The complete hater's guide to the Warthog
So, we are back with another complete hater's guide to one of the Air Force's aircraft. Last time, we discussed the F-16 Fighting Falcon.
This time, we will go to the plane that everyone in the Air Force loves...and yet, it keeps ending up on the chopping block. That's right, it's time for us to discuss the Fairchild-Republic A-10 Thunderbolt II.

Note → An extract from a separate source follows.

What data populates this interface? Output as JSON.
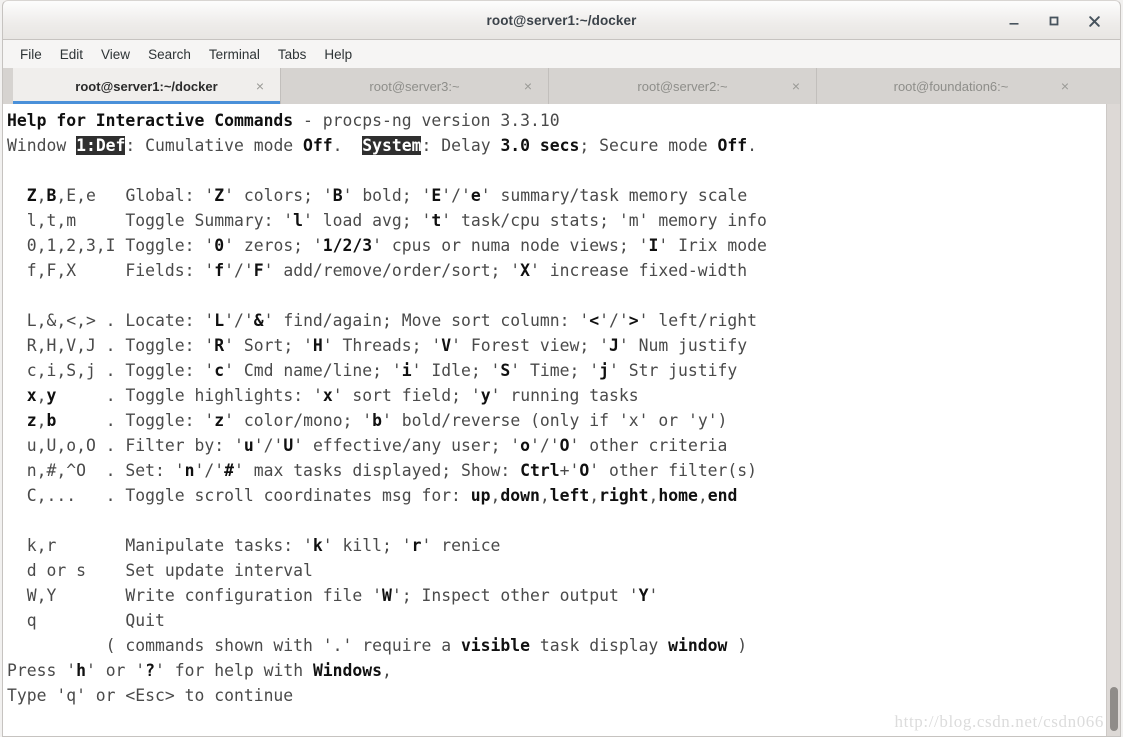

A U.S. Air Force A-10 Thunderbolt II attack aircraft assigned to the 25th Fighter Squadron out of Osan Air Base, Republic of Korea, takes off from Eielson Air Force Base, Alaska, Oct. 10, 2016, during the first combat training mission of RED FLAG-Alaska (RF-A) 17-1. (U.S. Air Force photo by Master Sgt. Karen J. Tomasik)
Why it is easy to make fun of the A-10
Let's see, it's slow. It doesn't fly high, if anything, the plane is best flying very low.
As any of its pilots will tell you, it's ugly — but well hung. (U.S. Air Force photo)
It's not going to win any airplane beauty pageants any time soon due to being quite aesthetically-challenged. Also, when it was first designed, it was a daylight-only plane with none of the sensors to drop precision-guided weapons.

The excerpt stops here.